We decided to separate the rewrite origin from the secure origin so that they do not share the same host suffix as per the Public Suffix List. We use www.0.discoverapp.com for storing the secure copy of ickt (as a cookie), and move all third-party origins under 0.i.org. In a well-behaved browser, setting a cookie on the secure origin will make it inaccessible to all rewrite origins.

Since the origins are now separate, our bootstrap process becomes a two-step process. Before, we could set ick in the same request we provision localStorage with ickt. Now, we need to bootstrap two origins, in separate requests, without opening ick fixation vectors.

We solve this by bootstrapping the secure origin with the ickt cookie first and giving the user an encrypted version of ick, with a key known only to the proxy. The ick ciphertext is accompanied with a nonce that can be used to decrypt that particular ick in the rewrite origin and set a cookie, but only once.

An attacker could choose to either:

Use the nonce to reveal the ick cookie.
Pass it to the user to fixate its value.

In either case, the attacker cannot simultaneously know and force a particular ick value on a user. The process also synchronizes datr between the origins.
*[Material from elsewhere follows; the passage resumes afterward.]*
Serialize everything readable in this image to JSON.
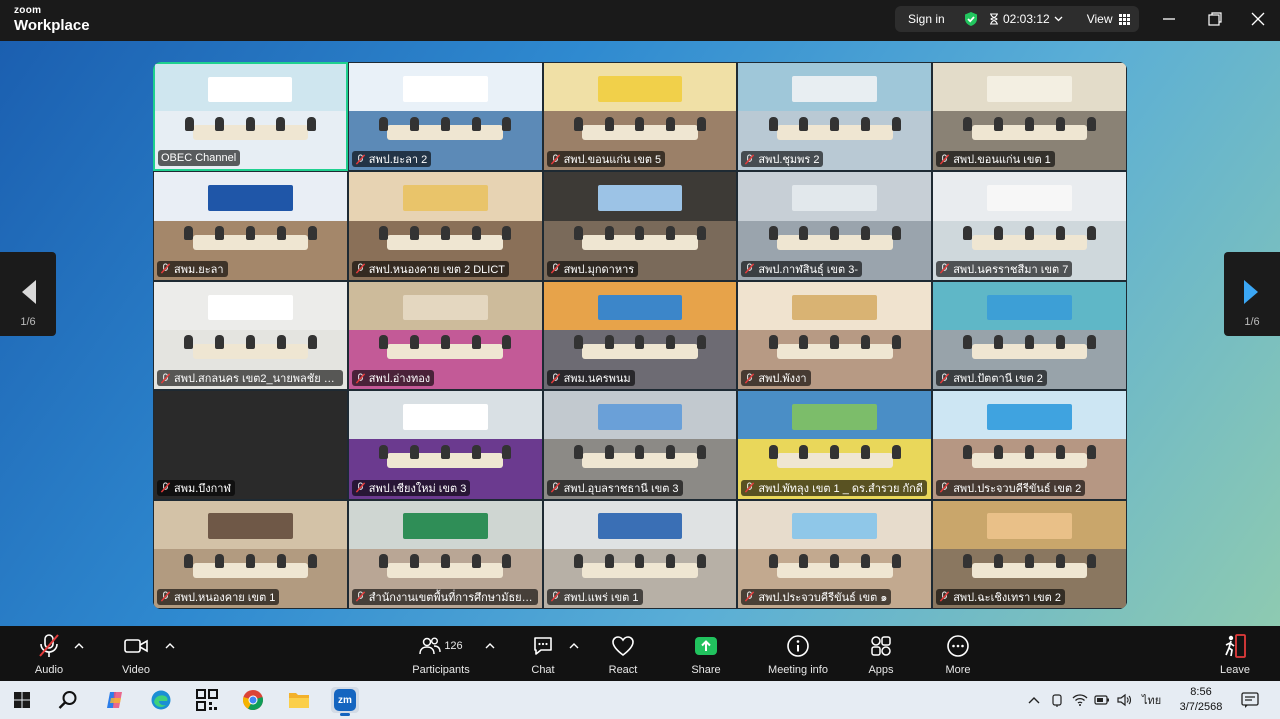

This architecture has been through substantial internal and external security testing. We believe we have developed a design that is robust enough to resist the types of web application attacks we see in the wild and securely deliver connectivity that is sustainable for mobile operators. Following the launch of Discover in Peru, we’re planning to roll out additional Discover trials with partner operators in a number of other countries where we have been beta testing product features, including Thailand, the Philippines, and Iraq. We anticipate that Discover will be live in these additional countries in the coming weeks, and we’ll explore additional trials where partner operators want to participate.

We’d like to thank Berk Demir for his help on this work.

In an effort to be more inclusive in our language, we have edited this post to replace “whitelist” with “allowlist.”